The University plans to offer a variety of student housing on campus, including single rooms, suites, and apartments. The number of units, designs, and locations has not been determined, but EMU plans to receive feedback from the campus community about the new housing facilities soon.
The $200 million deal with Gilbane has received backlash from the EMU Faculty Senate, who recently voted “no confidence” in Smith and other EMU officials.
“Pushing to sell off student dorms in the middle of a pandemic was the straw that broke the camel’s back," Suzanne Gray, president of EMU Faculty Senate, said in a written statement. “The administration made a big show of soliciting ‘input’ but it is clear that this decision had already been predetermined. Why would we want to lose control of student housing – and likely increase costs to our students – at a time when campus safety is more important than ever? We have not gotten a clear answer as to why now is the right time to pursue this project.”

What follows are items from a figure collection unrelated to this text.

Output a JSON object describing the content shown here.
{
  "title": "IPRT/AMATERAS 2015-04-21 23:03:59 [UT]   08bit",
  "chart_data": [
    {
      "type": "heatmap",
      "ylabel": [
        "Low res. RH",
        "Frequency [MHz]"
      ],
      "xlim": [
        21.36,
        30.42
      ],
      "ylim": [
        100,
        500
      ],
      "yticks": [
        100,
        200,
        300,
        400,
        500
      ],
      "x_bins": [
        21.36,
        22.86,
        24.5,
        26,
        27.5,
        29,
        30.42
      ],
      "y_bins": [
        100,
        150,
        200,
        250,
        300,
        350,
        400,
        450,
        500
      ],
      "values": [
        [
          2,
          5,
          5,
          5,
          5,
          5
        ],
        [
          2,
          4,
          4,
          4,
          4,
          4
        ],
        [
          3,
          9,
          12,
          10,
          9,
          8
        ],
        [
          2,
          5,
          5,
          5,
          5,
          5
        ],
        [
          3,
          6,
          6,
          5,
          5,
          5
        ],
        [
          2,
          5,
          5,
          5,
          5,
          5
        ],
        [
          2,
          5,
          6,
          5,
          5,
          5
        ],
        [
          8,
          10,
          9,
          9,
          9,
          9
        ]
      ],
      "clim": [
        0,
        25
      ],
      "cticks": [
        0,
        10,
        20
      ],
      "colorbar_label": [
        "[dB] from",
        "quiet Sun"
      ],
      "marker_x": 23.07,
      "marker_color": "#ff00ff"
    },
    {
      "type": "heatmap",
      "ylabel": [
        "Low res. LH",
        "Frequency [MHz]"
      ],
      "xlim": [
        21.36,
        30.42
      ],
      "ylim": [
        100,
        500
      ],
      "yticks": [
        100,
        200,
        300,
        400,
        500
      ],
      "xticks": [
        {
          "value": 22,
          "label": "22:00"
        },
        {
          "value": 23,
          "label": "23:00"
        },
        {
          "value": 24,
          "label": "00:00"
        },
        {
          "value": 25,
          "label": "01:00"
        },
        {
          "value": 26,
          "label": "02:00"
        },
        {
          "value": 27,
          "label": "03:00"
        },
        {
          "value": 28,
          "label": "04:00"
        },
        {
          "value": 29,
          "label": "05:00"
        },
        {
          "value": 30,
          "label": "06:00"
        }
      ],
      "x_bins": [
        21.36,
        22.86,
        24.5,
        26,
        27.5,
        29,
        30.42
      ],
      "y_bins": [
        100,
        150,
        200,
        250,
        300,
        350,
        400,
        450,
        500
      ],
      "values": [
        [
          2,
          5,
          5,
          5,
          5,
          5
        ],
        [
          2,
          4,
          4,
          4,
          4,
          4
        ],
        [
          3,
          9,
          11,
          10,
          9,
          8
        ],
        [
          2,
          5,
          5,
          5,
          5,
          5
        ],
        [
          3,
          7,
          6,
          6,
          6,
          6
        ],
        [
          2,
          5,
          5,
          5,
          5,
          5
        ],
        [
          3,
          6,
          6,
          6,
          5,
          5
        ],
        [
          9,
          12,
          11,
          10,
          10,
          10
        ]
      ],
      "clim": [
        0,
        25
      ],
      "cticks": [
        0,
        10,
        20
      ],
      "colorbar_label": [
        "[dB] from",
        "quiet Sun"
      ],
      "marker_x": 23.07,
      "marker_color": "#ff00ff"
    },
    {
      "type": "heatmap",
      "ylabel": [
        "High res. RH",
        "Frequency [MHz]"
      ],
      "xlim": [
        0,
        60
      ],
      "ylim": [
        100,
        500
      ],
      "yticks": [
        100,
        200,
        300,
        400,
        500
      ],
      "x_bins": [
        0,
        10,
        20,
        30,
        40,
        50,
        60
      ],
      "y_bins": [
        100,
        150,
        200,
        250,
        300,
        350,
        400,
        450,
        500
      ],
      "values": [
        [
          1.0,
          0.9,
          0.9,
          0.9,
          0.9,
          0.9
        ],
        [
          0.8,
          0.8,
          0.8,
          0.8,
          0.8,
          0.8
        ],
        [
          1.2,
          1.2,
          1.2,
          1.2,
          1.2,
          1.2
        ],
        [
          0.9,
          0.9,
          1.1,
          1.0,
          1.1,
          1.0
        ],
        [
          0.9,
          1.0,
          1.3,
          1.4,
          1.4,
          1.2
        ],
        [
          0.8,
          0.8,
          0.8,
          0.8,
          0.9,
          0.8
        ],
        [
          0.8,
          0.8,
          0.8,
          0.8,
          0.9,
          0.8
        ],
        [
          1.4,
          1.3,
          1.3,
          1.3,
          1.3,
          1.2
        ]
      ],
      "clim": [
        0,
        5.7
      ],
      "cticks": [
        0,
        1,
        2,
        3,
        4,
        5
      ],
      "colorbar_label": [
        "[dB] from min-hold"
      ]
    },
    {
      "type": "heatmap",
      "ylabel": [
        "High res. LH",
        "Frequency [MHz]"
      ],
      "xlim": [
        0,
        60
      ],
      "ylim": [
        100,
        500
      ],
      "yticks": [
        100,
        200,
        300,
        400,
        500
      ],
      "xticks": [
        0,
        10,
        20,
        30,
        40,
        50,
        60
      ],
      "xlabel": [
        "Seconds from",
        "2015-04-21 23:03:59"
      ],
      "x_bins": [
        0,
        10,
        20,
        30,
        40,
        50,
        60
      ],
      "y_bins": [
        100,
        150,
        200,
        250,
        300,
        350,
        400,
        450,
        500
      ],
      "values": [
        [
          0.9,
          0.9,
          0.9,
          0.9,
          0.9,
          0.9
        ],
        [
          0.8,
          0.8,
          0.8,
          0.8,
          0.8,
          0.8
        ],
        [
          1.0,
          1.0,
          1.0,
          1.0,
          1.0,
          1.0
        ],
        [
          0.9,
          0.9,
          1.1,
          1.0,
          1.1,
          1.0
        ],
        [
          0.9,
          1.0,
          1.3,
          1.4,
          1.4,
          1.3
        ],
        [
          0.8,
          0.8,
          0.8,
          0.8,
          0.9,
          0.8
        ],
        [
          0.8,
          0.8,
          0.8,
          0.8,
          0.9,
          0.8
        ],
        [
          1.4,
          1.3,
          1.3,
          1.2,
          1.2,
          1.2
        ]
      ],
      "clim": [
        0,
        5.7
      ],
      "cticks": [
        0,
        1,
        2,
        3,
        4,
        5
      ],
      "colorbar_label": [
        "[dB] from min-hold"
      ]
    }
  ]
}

Smith responded to the faculty senate’s statements, saying the housing deal is not privatized and that it will benefit students.
“We are aware that some members of the University’s Faculty Senate are concerned about these plans that will result in a transformative modernization of University housing,“ Smith said in a written statement. “Discussions about improving student housing have been underway with our campus community for three years, and we plan to continue to work with the faculty members who are concerned about these efforts to clear up misinformation and to share the benefits of our housing plans.”